Linking in to my recent review of Working with Asperger Syndrome in the Classroom by Gill Ansell, this post is going to briefly introduce a topic that comes up often enough if you Google it, has appeared in multiple news sources, and is discussed by teaching assistants themselves quite regularly and yet very little seems to be being done about it.

In the afore mentioned book, there is a section where Ansell writes about getting on with her job through punches, kicks and other forms of physical violence. There’s almost a martyr like quality sometimes in these books – I’ve read on multiple occasions teaching assistants and teachers talking about “keeping their cool and just getting on with that part of their job”. Some teaching assistants reading this will already have been told that being bit, kicked, punched, and so on is just “part of their job”

Think about that again. Teaching assistants who are paid, on average, between £9,000 and £14,000 a year for the work that they do are being told that it is part of their job to put up with physical injury. Many do not get hazard pay or similar.

I know teaching assistants who were told this by their Senior Leadership team shortly after one of their colleagues had been hospitalised.

If you go onto any forum for special educational needs, and particularly autism, and start a discussion then it won’t be long before the same sentiment arises.

“It’s just part of the job”

“If you can’t stand the heat, get out the kitchen”

Then the one-upping might start. Where people talk more and more about the challenging behaviour they’ve experienced and the injuries they’ve had. Some will carry on with the “it’s not big deal” approach and belittle anyone who admits to struggling.

When topics like this come up on autism forums then there are another load of comments that quickly follow:

“Autistic people are never violent unless you’re doing something wrong”

“You must be doing something to upset him/her”

So now we’ve got a teaching assistant looking for support who has essentially been told “suck it up, it’s part of your job, I’ve dealt with much worse and it’s probably all your fault anyway”.
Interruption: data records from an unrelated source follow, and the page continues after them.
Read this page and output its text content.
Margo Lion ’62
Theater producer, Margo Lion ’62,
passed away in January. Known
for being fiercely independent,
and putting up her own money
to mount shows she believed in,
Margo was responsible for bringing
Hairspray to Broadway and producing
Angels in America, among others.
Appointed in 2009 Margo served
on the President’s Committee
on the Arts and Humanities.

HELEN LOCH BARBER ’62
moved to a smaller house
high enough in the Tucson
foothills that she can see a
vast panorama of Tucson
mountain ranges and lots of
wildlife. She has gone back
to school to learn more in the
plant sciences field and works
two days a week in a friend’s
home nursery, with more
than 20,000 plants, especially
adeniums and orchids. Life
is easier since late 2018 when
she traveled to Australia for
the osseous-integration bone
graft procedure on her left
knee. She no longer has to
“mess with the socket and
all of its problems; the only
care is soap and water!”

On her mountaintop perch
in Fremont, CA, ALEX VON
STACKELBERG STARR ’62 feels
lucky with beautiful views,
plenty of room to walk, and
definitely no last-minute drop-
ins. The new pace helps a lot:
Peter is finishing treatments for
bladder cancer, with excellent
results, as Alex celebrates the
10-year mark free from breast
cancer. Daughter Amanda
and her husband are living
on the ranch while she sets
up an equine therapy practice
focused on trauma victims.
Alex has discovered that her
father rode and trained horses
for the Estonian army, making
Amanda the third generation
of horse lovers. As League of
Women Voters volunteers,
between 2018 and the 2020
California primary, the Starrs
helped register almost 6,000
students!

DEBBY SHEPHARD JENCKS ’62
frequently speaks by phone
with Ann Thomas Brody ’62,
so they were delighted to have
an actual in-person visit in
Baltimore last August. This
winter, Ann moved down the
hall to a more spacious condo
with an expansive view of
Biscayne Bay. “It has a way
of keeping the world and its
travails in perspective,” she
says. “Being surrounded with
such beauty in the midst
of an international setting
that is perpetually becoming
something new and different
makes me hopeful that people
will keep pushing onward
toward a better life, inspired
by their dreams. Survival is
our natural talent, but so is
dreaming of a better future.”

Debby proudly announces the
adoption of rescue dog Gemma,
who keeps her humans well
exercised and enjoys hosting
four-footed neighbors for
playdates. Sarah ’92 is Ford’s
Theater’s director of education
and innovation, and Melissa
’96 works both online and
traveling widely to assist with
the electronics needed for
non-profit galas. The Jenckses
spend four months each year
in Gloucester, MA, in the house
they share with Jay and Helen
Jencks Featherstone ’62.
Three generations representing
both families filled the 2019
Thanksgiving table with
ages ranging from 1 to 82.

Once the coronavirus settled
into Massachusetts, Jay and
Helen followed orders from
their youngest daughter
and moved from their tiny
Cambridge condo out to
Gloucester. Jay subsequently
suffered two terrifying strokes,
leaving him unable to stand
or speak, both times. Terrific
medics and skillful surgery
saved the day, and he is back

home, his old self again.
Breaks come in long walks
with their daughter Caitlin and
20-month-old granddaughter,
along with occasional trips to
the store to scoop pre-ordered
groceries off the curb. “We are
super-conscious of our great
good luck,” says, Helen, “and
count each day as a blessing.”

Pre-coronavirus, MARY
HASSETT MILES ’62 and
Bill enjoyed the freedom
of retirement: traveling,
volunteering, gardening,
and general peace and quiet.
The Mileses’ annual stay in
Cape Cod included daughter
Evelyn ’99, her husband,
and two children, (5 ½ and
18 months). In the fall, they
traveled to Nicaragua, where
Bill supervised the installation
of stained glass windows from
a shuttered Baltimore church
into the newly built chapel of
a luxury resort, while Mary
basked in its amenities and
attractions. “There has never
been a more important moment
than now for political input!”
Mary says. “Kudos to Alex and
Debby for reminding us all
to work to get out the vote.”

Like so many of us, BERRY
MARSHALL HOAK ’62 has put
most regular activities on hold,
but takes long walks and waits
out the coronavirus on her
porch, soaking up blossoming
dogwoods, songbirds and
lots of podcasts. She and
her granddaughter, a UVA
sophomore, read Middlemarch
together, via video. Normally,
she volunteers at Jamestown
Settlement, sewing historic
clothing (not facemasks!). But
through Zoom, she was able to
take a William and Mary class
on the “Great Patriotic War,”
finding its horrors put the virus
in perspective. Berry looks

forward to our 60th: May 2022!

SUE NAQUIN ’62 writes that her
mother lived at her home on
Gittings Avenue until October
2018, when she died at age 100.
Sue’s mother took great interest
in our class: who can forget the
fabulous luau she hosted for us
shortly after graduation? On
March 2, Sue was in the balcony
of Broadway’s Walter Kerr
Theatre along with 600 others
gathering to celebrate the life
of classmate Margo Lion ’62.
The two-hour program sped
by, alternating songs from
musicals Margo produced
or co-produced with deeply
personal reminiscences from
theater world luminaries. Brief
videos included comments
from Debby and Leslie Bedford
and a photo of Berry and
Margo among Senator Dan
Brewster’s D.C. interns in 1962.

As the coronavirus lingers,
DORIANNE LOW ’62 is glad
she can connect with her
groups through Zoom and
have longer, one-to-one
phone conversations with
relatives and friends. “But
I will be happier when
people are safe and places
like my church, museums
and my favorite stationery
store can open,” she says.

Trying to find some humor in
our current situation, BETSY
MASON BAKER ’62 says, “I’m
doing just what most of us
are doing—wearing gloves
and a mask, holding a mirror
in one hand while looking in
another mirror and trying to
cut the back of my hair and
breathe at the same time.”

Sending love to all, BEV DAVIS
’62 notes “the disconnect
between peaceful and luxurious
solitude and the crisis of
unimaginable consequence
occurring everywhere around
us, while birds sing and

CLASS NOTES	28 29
So then people don’t write about their problems and they stop reaching out and asking for help and very soon everyone can pretend that these occurrences are so infrequent that they’re barely even worth talking about. It’s just…they’ve not gone anywhere, it’s that no-one talks about them any more.

Do some teaching assistants make situations worse? Even cause the incidents that are mentioned above? Absolutely – some certainly do. Do they all? No.

Even when there is an identifiable issue, it’s often something completely out of the teaching assistant’s control. Teaching assistants often have very little say in the school – especially one-to-one teaching assistants. So even when the cause of the biting or kicking can be found (and it can’t always, despite discussions with the child, their family, or copious use of ABC or STAR charts) – it may not be something the teaching assistant can do anything about.

The problem might be above them.

The problem might be something that no-one can change.

Teaching assistants often need more training, especially in working with students with autism and other special needs, but that doesn’t mean that being kicked and punched should just be “part of their job” and it certainly doesn’t mean that the issue should be ignored by conveniently dumping all the blame on the teaching assistants.